A Composable Filter System
Filters compose using all (AND), any (OR), and not:
# Only Android library modules that have androidTest sources
filter:
all:
- buildfile_contains: "com.android.library"
- directory_exists: "src/androidTest"
Filter results are cached — if 30 steps all check the same condition, that check runs once per module, not 30 times.
There's also an escape hatch for complex logic:
filter:
script: ".ci/filters/has_non_ignored_tests.sh"
Per-Step Affected Module Scoping
Not all CI steps need the same definition of "affected." A linter that analyzes source files directly doesn't need to know about downstream consumers of a changed module — it only cares about modules whose source files actually changed.
Dynamic Pipeline supports an affected_scope field per step:
all— changed modules + their dependents (default; use for compilation, unit tests)changed— only modules with direct file changes (use for linters, static analysis)dependent— only downstream consumers of changed modules (rare)
label: "Static Analysis"
affected_scope: "changed"
command: |
run-linter {{#MODULES}}{{.}} {{/MODULES}}
This means static analysis steps can run on a meaningfully smaller set of modules, reducing both initialization and execution time.
Non-Code Changes: Near-Instant Builds
When a PR only touches documentation, configs, or non-module files, every module-dependent step should be a no-op. With Dynamic Pipeline, steps that find no matching modules emit a lightweight echo 'No work to be done!' on a minimal agent (~10 seconds) instead of spinning up heavy compute.
Some of the longest-running CI steps — full app assembly, test APK builds, release bundles — can be skipped entirely on documentation PRs. Today, many of these run unconditionally.
Open Questions
A few things I'm still thinking through:
- Binary distribution: Check the ~30MB binary into the repo, or publish to an internal artifact store?
- Cross-platform reuse: Could other platform teams (iOS, backend) benefit from a similar approach?

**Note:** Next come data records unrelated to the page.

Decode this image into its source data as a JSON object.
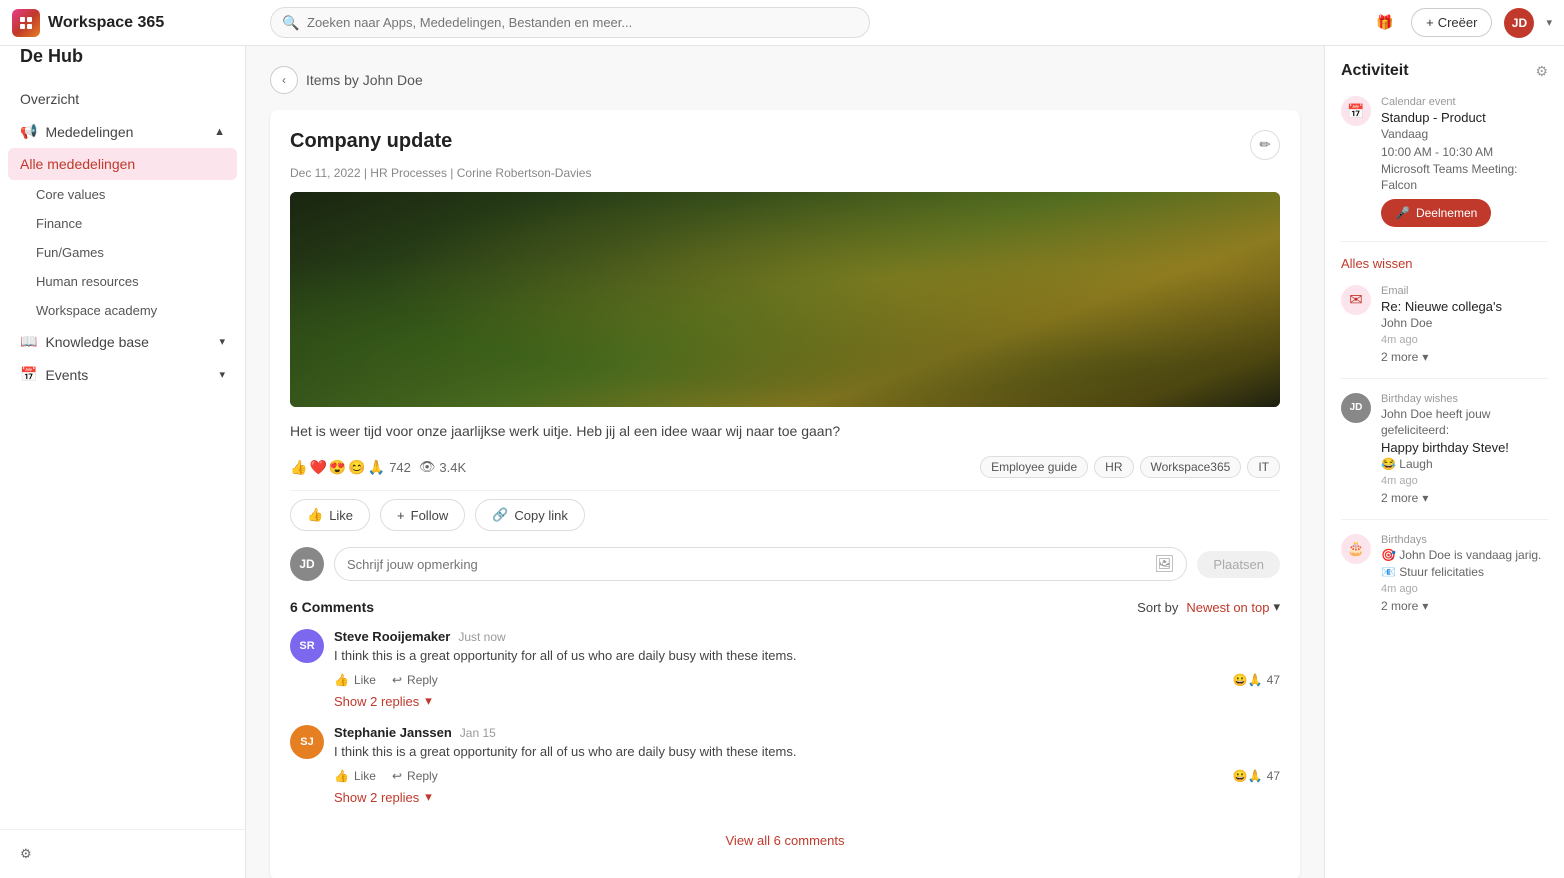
{
  "app": {
    "name": "Workspace 365",
    "search_placeholder": "Zoeken naar Apps, Mededelingen, Bestanden en meer..."
  },
  "header": {
    "create_label": "Creëer",
    "avatar_initials": "JD"
  },
  "sidebar": {
    "title": "De Hub",
    "overview_label": "Overzicht",
    "sections": [
      {
        "label": "Mededelingen",
        "icon": "📢",
        "sub_items": [
          "Alle mededelingen",
          "Core values",
          "Finance",
          "Fun/Games",
          "Human resources",
          "Workspace academy"
        ]
      },
      {
        "label": "Knowledge base",
        "icon": "📖",
        "sub_items": []
      },
      {
        "label": "Events",
        "icon": "📅",
        "sub_items": []
      }
    ],
    "active_item": "Alle mededelingen",
    "settings_label": "⚙"
  },
  "breadcrumb": {
    "back_label": "‹",
    "path": "Items by John Doe"
  },
  "post": {
    "title": "Company update",
    "meta": "Dec 11, 2022 | HR Processes | Corine Robertson-Davies",
    "body": "Het is weer tijd voor onze jaarlijkse werk uitje. Heb jij al een idee waar wij naar toe gaan?",
    "reactions": {
      "emojis": [
        "👍",
        "❤️",
        "😍",
        "😊",
        "🙏"
      ],
      "count": "742",
      "views_icon": "👁",
      "views_count": "3.4K"
    },
    "tags": [
      "Employee guide",
      "HR",
      "Workspace365",
      "IT"
    ],
    "actions": {
      "like_label": "Like",
      "follow_label": "Follow",
      "copy_label": "Copy link"
    },
    "comment_placeholder": "Schrijf jouw opmerking",
    "post_btn_label": "Plaatsen",
    "comments_count": "6 Comments",
    "sort_label": "Sort by",
    "sort_value": "Newest on top"
  },
  "comments": [
    {
      "author": "Steve Rooijemaker",
      "time": "Just now",
      "text": "I think this is a great opportunity for all of us who are daily busy with these items.",
      "like_label": "Like",
      "reply_label": "Reply",
      "emojis": "😀🙏",
      "emoji_count": "47",
      "show_replies_label": "Show 2 replies"
    },
    {
      "author": "Stephanie Janssen",
      "time": "Jan 15",
      "text": "I think this is a great opportunity for all of us who are daily busy with these items.",
      "like_label": "Like",
      "reply_label": "Reply",
      "emojis": "😀🙏",
      "emoji_count": "47",
      "show_replies_label": "Show 2 replies"
    }
  ],
  "view_all_label": "View all 6 comments",
  "activity": {
    "title": "Activiteit",
    "items": [
      {
        "type": "Calendar event",
        "icon": "📅",
        "icon_type": "red",
        "main": "Standup - Product",
        "sub1": "Vandaag",
        "sub2": "10:00 AM - 10:30 AM",
        "sub3": "Microsoft Teams Meeting: Falcon",
        "action_label": "Deelnemen",
        "action_icon": "🎤"
      },
      {
        "type": "",
        "special": "alles_wissen",
        "label": "Alles wissen"
      },
      {
        "type": "Email",
        "icon": "✉",
        "icon_type": "red",
        "main": "Re: Nieuwe collega's",
        "sub1": "John Doe",
        "sub2": "4m ago",
        "more_label": "2 more"
      },
      {
        "type": "Birthday wishes",
        "icon": "🎂",
        "icon_type": "avatar",
        "avatar_initials": "JD",
        "main": "Birthday wishes",
        "sub1": "John Doe heeft jouw gefeliciteerd:",
        "sub2": "Happy birthday Steve!",
        "sub3": "😂 Laugh",
        "sub4": "4m ago",
        "more_label": "2 more"
      },
      {
        "type": "Birthdays",
        "icon": "🎂",
        "icon_type": "red",
        "main": "Birthdays",
        "sub1": "🎯 John Doe is vandaag jarig.",
        "sub2": "📧 Stuur felicitaties",
        "sub3": "4m ago",
        "more_label": "2 more"
      }
    ]
  }
}
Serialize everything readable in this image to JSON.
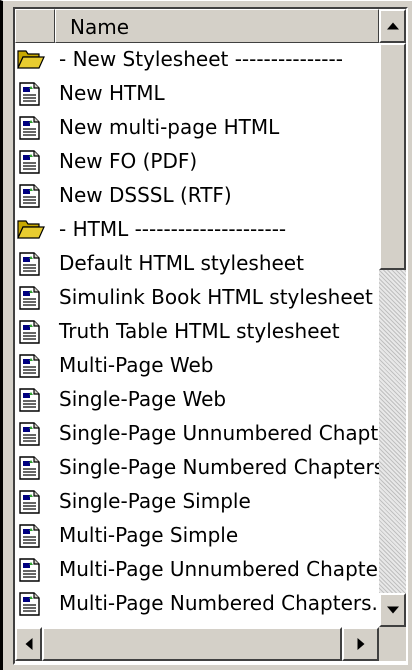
{
  "list": {
    "column_header": "Name",
    "items": [
      {
        "label": "- New Stylesheet ---------------",
        "icon": "folder-open-icon"
      },
      {
        "label": "New HTML",
        "icon": "document-icon"
      },
      {
        "label": "New multi-page HTML",
        "icon": "document-icon"
      },
      {
        "label": "New FO (PDF)",
        "icon": "document-icon"
      },
      {
        "label": "New DSSSL (RTF)",
        "icon": "document-icon"
      },
      {
        "label": "- HTML ---------------------",
        "icon": "folder-open-icon"
      },
      {
        "label": "Default HTML stylesheet",
        "icon": "document-icon"
      },
      {
        "label": "Simulink Book HTML stylesheet",
        "icon": "document-icon"
      },
      {
        "label": "Truth Table HTML stylesheet",
        "icon": "document-icon"
      },
      {
        "label": "Multi-Page Web",
        "icon": "document-icon"
      },
      {
        "label": "Single-Page Web",
        "icon": "document-icon"
      },
      {
        "label": "Single-Page Unnumbered Chapt...",
        "icon": "document-icon"
      },
      {
        "label": "Single-Page Numbered Chapters...",
        "icon": "document-icon"
      },
      {
        "label": "Single-Page Simple",
        "icon": "document-icon"
      },
      {
        "label": "Multi-Page Simple",
        "icon": "document-icon"
      },
      {
        "label": "Multi-Page Unnumbered Chapter...",
        "icon": "document-icon"
      },
      {
        "label": "Multi-Page Numbered Chapters...",
        "icon": "document-icon"
      }
    ]
  },
  "scrollbars": {
    "vertical_position": 0.0,
    "horizontal_position": 0.0
  },
  "colors": {
    "face": "#d4d0c8",
    "folder": "#c8a800",
    "doc_accent": "#000080"
  }
}
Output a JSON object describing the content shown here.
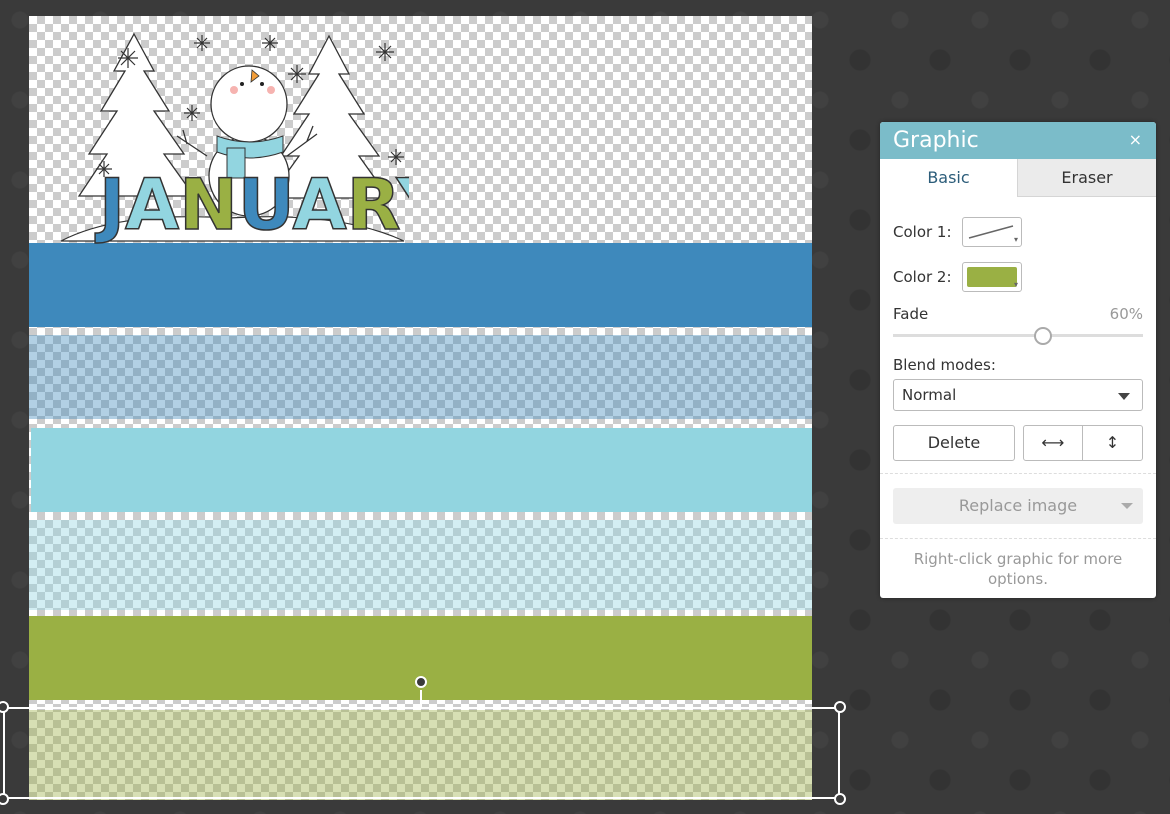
{
  "canvas": {
    "bands": [
      {
        "color": "#3e89bc"
      },
      {
        "color": "#3e89bc"
      },
      {
        "color": "#92d5e0"
      },
      {
        "color": "#92d5e0"
      },
      {
        "color": "#9ab044"
      },
      {
        "color": "#9ab044"
      }
    ],
    "clipart": {
      "text": "JANUARY",
      "letter_colors": [
        "#3e89bc",
        "#92d5e0",
        "#9ab044",
        "#3e89bc",
        "#92d5e0",
        "#9ab044",
        "#92d5e0"
      ]
    }
  },
  "panel": {
    "title": "Graphic",
    "close_icon": "×",
    "tabs": [
      {
        "label": "Basic",
        "active": true
      },
      {
        "label": "Eraser",
        "active": false
      }
    ],
    "color1": {
      "label": "Color 1:",
      "value": "none"
    },
    "color2": {
      "label": "Color 2:",
      "value": "#9ab044"
    },
    "fade": {
      "label": "Fade",
      "value_text": "60%",
      "value": 60
    },
    "blend": {
      "label": "Blend modes:",
      "selected": "Normal"
    },
    "delete_label": "Delete",
    "flip_horizontal_icon": "⟷",
    "flip_vertical_icon": "↕",
    "replace_label": "Replace image",
    "hint": "Right-click graphic for more options."
  }
}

- Observability: What metrics are worth capturing — filter evaluation times, shard balance statistics, per-step timing trends?
Wrapping Up
The thing I find beautiful about Dynamic Pipeline isn't any single feature — it's the compounding effect of making CI changes easy. When adding a new step is a YAML file instead of a shell script expedition, engineers actually do it. When sharding is a one-liner, steps get sharded. When filters are declarative and composable, CI gets smarter over time instead of accumulating cruft.
The 10-minute P90 PR build isn't a stretch goal with the right tooling. It's an engineering problem with a tractable solution.